Trials on two new tuberculosis antibiotics — TBA-7371 and Sutezolid — have begun, coming at a time when drug resistance is on the rise.
The trials are being conducted in Mexico by the Global Alliance for TB Drug Development.
“These two drugs give us great hope. We have struggled with multidrug-resistance for a long time,” said the president of the TB Alliance, Dr Mel Spigelman.
The World Health Organisation has warned of the rising threat of antibiotics resistance and the lack of new drugs to combat it.
In a report titled Antibacterial Agents in Clinical Development, WHO said that no antibiotic has been developed to combat the growing public health threat of TB multidrug resistance in the past 70 years.
TBA-7371 is being developed by TB Alliance in collaboration with AstraZeneca, a global biopharmaceutical company.
“With no pre-existing resistance or cross-resistance with other TB drugs, TBA-7371 could have significant potential in the treatment of the bacterial infection,” said Dr Spigelman.
Sutezolid on the other hand has shown promising results for extensively drug-resistant TB.
Potential treatment options
“Several years ago, TB drug development was at a standstill but now we have the backbone of new regimens that we are testing in advanced clinical trials along with other TB drugs,” said Dr Spigelman.

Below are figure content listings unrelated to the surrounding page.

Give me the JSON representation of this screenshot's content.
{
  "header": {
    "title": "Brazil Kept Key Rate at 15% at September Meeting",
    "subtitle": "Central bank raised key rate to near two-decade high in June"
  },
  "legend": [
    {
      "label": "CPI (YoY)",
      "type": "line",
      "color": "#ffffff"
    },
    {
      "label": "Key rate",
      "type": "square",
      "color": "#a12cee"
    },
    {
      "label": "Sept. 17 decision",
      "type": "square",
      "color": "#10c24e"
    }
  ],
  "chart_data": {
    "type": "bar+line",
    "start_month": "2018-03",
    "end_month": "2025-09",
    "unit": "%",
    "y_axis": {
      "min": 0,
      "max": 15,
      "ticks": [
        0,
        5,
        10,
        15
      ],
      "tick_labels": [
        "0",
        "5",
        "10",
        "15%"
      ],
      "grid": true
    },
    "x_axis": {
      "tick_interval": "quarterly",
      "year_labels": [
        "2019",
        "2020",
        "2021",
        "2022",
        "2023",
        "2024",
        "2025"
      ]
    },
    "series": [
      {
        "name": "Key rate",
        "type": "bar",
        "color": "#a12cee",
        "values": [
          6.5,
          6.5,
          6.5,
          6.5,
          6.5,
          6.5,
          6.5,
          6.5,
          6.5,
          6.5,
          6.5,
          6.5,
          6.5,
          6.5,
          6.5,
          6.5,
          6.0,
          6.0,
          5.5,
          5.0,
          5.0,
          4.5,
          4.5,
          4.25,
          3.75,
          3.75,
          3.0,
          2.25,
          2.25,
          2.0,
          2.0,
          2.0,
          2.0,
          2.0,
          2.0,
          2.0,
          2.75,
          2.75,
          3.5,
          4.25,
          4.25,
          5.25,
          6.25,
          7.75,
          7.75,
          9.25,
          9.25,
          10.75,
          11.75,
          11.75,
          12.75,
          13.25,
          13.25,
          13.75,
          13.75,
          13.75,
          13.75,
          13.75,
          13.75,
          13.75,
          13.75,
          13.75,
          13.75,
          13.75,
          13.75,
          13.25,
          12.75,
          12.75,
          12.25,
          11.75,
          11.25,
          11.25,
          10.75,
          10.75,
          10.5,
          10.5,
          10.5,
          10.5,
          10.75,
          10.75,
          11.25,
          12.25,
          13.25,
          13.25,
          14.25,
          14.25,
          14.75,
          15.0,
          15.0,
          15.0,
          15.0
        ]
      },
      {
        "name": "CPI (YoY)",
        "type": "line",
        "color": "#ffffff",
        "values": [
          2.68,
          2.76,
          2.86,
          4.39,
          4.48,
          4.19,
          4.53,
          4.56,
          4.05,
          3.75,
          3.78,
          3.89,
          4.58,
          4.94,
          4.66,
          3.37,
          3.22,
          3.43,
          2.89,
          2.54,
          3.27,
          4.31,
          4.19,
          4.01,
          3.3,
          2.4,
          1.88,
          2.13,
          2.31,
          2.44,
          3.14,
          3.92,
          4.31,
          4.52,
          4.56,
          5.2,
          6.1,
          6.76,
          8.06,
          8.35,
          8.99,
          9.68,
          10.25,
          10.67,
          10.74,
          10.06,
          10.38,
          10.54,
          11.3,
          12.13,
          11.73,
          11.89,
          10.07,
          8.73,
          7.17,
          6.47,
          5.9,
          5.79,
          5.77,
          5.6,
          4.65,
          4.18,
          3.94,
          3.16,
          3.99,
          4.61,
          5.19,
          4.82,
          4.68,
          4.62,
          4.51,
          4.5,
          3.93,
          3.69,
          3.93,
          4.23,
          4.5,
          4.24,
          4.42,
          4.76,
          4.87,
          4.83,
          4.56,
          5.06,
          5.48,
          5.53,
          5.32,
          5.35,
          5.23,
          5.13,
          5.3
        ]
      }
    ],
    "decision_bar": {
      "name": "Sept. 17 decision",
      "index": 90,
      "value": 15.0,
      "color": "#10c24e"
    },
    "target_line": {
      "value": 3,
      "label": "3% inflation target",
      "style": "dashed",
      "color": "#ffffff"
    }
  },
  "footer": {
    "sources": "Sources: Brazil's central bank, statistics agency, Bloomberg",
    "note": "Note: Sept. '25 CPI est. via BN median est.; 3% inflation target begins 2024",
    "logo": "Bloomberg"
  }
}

“And while we still have a way to go before we arrive at a universal cure for this disease, we have the building blocks coming through the research pipeline that show us we can get there.”
The WHO report found few potential treatment options for the antibiotic-resistant infections identified as posing the greatest threat to health, including drug-resistant TB, which kills around 250,000 people each year.
“Only seven new agents for TB are currently in clinical trials. Of these, four are in phase one and only one compound is in phase three. This is especially problematic because the treatment of TB requires a combination of at least three antibiotics,” said WHO director-general Dr Tedros Adhanom Ghebreyesus.
Currently, the WHO recommends delamanid for treating children and adolescents with multidrug-resistant tuberculosis (MDR-TB) and clofazimine for children and adults with MDR-TB.
Child-friendly fixed-dose combination formulations of isoniazid, rifampicin, ethambutol and pyrazinamide are also recommended for treating paediatric tuberculosis.
Tuberculosis is now the world’s leading infectious disease, killing more people than HIV/Aids, according to the WHO’s Global Tuberculosis Report 2015. Of the 1.5 million global deaths attributed to the disease last year, at least 50,000 were from East Africa, mostly from Kenya, Tanzania and Uganda.